Currently my implementation returns [] but it should return [<span>Test</span>].

CodePudding user response：

Your problem is that you're using previous_sibling, which returns text nodes as well. Note that <span>Test</span> has whitespace around it, so technically it has siblings. If you want the previous sibling element returned, do find_previous_sibling() instead. Ditto for next_sibling.

(The find_*() methods return elements when no parameters are passed; it seems like a criminally undocumented feature as I don't see it mentioned in the docs(?))

Tip: I'd call "leaf node without siblings" a brat, as children without siblings are often spoiled brats. It'd make the code shorter.

Tip: Alternatively, use xpath: //*[position()=1 and position()=last()][not(*)].

CodePudding user response：

The following should return the expected result, with less complexity:

from bs4 import BeautifulSoup, NavigableString

html = '''
<html>
  <body>
      <div>
        <ul>
            <li>Test</li>
            <li>Test</li>
        </ul>
      </div>
      <div>
        <span>Test</span>
      </div>
  </body>
</html>
'''


soup = BeautifulSoup(html, "html.parser")

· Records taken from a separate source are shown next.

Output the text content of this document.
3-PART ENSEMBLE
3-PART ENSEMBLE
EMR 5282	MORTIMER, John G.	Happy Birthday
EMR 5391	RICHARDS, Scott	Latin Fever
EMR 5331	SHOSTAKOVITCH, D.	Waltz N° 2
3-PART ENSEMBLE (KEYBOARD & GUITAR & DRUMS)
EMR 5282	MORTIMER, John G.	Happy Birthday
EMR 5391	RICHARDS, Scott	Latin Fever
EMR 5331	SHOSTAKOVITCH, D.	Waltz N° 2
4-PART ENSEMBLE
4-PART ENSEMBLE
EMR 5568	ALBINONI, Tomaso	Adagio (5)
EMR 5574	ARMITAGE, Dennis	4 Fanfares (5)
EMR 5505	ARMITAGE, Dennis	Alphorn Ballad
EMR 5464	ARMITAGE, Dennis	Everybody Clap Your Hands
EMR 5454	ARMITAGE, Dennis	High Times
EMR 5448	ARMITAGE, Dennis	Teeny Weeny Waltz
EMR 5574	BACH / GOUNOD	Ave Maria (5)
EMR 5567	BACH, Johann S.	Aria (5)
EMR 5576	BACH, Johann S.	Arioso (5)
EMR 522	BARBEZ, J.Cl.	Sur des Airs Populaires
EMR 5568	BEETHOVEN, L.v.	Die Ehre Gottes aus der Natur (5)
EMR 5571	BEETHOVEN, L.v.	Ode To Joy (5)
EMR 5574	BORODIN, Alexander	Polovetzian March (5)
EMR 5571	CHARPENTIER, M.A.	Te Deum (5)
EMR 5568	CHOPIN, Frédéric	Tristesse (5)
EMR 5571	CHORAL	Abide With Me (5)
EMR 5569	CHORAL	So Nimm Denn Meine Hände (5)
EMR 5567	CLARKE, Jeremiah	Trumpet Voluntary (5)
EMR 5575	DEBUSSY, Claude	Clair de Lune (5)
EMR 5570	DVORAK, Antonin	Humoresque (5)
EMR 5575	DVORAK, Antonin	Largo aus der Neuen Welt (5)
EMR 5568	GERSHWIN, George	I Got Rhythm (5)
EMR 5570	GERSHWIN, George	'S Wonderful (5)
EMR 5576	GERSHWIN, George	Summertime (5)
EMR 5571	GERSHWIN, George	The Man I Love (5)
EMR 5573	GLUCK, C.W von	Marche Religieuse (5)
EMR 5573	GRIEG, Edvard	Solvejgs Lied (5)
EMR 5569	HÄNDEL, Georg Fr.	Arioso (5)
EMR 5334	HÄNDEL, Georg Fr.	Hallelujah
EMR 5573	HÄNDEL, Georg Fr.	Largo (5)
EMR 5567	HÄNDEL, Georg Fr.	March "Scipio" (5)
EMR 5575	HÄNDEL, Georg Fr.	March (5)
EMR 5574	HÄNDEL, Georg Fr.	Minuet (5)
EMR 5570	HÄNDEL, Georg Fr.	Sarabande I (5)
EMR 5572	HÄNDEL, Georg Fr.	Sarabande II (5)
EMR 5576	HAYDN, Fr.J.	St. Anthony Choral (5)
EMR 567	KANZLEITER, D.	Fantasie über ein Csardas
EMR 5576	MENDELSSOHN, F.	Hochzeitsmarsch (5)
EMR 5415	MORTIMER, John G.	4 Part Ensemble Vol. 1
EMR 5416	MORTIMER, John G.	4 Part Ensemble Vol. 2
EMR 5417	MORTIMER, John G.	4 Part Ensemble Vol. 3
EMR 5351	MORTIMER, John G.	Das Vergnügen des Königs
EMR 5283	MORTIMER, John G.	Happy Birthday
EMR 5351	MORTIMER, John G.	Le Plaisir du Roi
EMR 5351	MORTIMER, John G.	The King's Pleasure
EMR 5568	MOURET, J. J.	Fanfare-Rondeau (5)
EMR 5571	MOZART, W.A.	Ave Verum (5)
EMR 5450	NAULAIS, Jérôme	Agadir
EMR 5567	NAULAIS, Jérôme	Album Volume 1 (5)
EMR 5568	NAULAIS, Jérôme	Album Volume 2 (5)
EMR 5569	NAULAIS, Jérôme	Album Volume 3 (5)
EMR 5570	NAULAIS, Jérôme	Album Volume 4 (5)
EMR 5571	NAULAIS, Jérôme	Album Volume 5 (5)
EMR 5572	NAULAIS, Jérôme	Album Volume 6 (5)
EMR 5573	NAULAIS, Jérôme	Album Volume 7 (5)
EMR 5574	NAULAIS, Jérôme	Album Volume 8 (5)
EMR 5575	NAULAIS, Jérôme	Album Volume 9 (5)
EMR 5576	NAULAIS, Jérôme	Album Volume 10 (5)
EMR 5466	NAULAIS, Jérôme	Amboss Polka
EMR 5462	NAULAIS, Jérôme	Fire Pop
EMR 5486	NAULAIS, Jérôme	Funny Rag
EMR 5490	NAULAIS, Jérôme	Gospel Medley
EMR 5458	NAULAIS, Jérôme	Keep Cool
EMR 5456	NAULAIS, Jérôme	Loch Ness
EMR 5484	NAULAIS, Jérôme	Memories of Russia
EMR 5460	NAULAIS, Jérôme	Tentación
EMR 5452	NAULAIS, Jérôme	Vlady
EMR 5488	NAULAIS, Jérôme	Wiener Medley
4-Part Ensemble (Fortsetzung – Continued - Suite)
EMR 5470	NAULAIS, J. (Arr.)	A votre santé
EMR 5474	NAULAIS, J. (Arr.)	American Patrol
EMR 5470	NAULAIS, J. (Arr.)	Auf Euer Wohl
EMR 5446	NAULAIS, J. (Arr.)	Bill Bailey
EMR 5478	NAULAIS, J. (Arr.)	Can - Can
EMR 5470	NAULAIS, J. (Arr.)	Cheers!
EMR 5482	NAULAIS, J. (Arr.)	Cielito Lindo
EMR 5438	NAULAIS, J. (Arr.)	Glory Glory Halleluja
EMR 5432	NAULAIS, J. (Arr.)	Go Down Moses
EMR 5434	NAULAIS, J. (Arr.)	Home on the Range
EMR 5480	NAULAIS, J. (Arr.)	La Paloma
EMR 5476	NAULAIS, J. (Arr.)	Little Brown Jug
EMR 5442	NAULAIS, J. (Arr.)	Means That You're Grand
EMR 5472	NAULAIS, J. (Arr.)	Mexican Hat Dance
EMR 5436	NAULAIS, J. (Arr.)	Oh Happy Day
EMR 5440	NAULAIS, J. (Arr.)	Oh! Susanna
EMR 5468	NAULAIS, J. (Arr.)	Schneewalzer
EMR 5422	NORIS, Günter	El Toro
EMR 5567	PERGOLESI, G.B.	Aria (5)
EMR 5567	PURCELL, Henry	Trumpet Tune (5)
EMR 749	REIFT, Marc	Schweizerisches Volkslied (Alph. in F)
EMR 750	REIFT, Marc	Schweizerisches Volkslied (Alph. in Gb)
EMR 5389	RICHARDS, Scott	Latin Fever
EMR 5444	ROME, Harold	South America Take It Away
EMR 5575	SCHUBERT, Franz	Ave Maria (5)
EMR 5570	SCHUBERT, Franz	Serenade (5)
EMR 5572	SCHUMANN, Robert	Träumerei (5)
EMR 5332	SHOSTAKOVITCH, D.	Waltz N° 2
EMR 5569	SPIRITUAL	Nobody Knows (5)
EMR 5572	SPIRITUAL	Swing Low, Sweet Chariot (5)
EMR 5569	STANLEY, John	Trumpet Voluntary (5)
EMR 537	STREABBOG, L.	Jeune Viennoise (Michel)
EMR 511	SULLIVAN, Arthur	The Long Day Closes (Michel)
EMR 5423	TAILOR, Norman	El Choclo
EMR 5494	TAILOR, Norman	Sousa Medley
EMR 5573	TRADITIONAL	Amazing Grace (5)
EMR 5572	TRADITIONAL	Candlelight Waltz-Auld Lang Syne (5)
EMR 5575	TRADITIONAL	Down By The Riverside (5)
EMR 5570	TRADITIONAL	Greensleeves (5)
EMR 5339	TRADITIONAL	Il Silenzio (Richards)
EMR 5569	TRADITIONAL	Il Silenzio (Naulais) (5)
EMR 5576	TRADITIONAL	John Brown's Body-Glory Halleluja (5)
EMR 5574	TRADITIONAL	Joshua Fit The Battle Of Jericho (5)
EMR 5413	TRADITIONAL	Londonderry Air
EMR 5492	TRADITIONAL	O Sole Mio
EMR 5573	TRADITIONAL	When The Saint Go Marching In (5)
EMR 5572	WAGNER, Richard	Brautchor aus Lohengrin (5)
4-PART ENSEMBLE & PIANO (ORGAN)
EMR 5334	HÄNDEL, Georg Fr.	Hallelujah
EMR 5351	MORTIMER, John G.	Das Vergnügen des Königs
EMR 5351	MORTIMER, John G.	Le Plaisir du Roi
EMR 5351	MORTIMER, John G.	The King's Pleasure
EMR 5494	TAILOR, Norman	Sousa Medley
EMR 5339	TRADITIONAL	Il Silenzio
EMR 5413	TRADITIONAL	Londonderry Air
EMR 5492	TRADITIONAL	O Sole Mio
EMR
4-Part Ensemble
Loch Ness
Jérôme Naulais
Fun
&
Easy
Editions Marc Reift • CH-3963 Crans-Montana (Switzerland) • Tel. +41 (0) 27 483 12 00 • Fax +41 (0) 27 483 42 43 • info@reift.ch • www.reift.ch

print([el for el in soup.find_all() if (len(el.find_next_siblings()) == 0 and 
                                        len(el.find_previous_siblings()) == 0 and 
                                        len(el.contents) == 1 and 
                                        isinstance(el.contents[0], NavigableString)) or (len(el.find_next_siblings()) == 0 and 
                                                                                         len(el.find_previous_siblings()) == 0 and 
                                                                                         len(el.contents) == 0)])

Resulting in:

[<span>Test</span>]

This covers both scenarios where leaf node is empty, or not (has text).